CAN'T TEACH old dogs new tricks, so it's said. Same thing, ho-hum, holds ever true for one of the Philippine's most doggone institution: the Commission on Elections (Comelec).
Hereunder is a reprint of my latest opinion column in Sun.Star Cebu (July 18, 2007):
Infernal affairs
One doesn't have to be bad to go to hell. Doing good, like coming to terms with your right to be a registered voter, would be enough for a soul-scorching ordeal.
Nope, the gospel of Matthews had it mixed up when he bid you and me to "enter through the narrow gate." Where heaven doesn't wait at the end of the queue, the portal of the local office of the Commission on Elections (Comelec) is neither wide nor broad, but it still "leads to destruction, and there are many who enter through it."
Horror happens not only when the cold crawls up one's spine, but also when one's head shakes. Or pivots a la Linda Blair when one's eyeballs dilate at this jolly dreadful dispatch: “The first day of registration for the synchronized barangay and Sangguniang Kabataan (SK) elections in Oct. 29 saw an impatient and rowdy crowd jeering at Cebu City Commission on Elections (Comelec) personnel for the delay."

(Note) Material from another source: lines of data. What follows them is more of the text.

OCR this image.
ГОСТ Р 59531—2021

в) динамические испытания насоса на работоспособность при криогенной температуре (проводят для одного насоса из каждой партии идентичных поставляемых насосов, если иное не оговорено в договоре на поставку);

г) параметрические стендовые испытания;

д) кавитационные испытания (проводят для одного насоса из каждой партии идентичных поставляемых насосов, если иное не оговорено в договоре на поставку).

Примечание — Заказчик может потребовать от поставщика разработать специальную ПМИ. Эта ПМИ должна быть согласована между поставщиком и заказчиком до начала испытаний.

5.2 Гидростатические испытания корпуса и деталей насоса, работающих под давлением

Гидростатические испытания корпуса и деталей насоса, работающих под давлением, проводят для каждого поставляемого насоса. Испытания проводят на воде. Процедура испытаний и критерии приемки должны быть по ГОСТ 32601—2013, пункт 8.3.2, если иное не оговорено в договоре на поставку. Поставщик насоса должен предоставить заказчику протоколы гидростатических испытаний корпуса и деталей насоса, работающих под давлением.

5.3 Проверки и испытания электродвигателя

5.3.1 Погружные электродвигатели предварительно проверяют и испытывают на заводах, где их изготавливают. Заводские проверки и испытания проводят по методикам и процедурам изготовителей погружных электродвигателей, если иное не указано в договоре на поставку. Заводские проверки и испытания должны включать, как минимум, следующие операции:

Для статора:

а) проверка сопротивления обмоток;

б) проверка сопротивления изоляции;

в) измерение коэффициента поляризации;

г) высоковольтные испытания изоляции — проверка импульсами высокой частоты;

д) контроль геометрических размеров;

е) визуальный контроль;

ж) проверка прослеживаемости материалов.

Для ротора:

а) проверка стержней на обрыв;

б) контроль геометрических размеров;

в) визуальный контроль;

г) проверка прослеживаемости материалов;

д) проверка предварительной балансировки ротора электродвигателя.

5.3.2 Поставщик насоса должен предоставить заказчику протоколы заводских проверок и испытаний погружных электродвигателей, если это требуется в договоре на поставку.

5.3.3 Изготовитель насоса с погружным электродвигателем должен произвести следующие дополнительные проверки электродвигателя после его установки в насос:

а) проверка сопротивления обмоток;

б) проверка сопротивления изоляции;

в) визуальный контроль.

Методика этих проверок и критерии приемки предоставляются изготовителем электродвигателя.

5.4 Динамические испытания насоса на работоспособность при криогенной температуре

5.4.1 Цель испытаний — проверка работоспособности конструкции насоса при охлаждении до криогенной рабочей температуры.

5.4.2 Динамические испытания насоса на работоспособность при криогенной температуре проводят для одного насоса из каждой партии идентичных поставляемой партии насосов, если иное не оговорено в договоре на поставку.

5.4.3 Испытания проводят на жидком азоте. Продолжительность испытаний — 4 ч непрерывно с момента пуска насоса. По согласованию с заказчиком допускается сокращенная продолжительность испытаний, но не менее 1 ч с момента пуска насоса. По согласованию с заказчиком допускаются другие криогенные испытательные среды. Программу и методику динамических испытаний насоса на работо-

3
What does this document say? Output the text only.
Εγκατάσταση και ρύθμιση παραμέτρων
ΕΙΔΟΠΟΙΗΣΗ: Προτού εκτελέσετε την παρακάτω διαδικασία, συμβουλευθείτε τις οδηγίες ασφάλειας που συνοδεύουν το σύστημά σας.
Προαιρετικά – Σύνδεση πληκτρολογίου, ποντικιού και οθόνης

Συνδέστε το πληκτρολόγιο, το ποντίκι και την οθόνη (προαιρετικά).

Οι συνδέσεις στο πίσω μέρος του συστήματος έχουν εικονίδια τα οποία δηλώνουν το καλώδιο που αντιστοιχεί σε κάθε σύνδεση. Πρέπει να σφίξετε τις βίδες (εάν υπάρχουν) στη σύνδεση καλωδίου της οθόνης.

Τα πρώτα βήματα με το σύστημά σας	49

Mayhem ran loose, so the report goes. Registration process "took seven hours to finish for some…Priority numbers were distributed late in the morning, but not everyone lining up received one." Were they waiting for Godot?
Come along with an exorcist, quick. Brace yourself for the slow burn of boredom, if not the creepy probability of a demonic possession when elbowing your way through the Comelec throng. Restless, they might as well be smoking out of their ears and spewing sulfur at the Comelec personnel who must have been cowering at their wit's end as if confronted by a lynch mob.
“Dalawang bagay lang ang mahalaga sa mundo," the cuckolded clock-repair guy in Ishmael Bernal's classic Ikaw ay Akin waxes philosophic. “Paghahanap at paghihintay."
But searching for systematic process and waiting for deliverance proved for those who went to Comelec no less harrowing than waiting in line for the gas chamber. Literally so, if we reckon how many had to endure inhaling a whiff of lethal wind breaking from the bowels, let alone Comelec's miasma of mismanagement.
Digging up the dead does seem less dire than getting a grip on the poll body's rot—from its putrid process of registration to its worm's pace of counting the votes, no thanks to its failure to latch on to modernization and to computerize the election process.
Pray tell, what unspeakable wrongs have we, especially those voter-wannabes, done in our previous lives to deserve a purgatory via Comelec? Everything awful about it has been aired out ad nauseam, and yet it continues to roil up the throat like regurgitated vomit.
How, then, do you solve a problem like lining up at the Comelec?
Lest you'd resort to shouting fire or strapping yourself with a bogus bomb—God forbid, just because you want badly for the crowd to scamper out of your way—consider whiling away your time with these few options:
* Bring a copy of Proust's La Recherche Du Temps Perdu so that you'd hit two birds with one stone by savoring how to take things slow and remember things past as well as impressing people that you're an intellectual who knows cursing is more elegant in French.
* Lug along your videoke component and earn money by charging people for a chance to warble their ulcers out instead of jarring the air with jeers for Comelec's ears long deaf to the broken record called change.
* Lead the praying of the rosary, but concentrate on the sorrowful mysteries. These, heaven knows, are what unravel in Comelec any given day. It's in the direst circumstance, after all, that one can stretch one's capacity for being holy sort of foolhardy.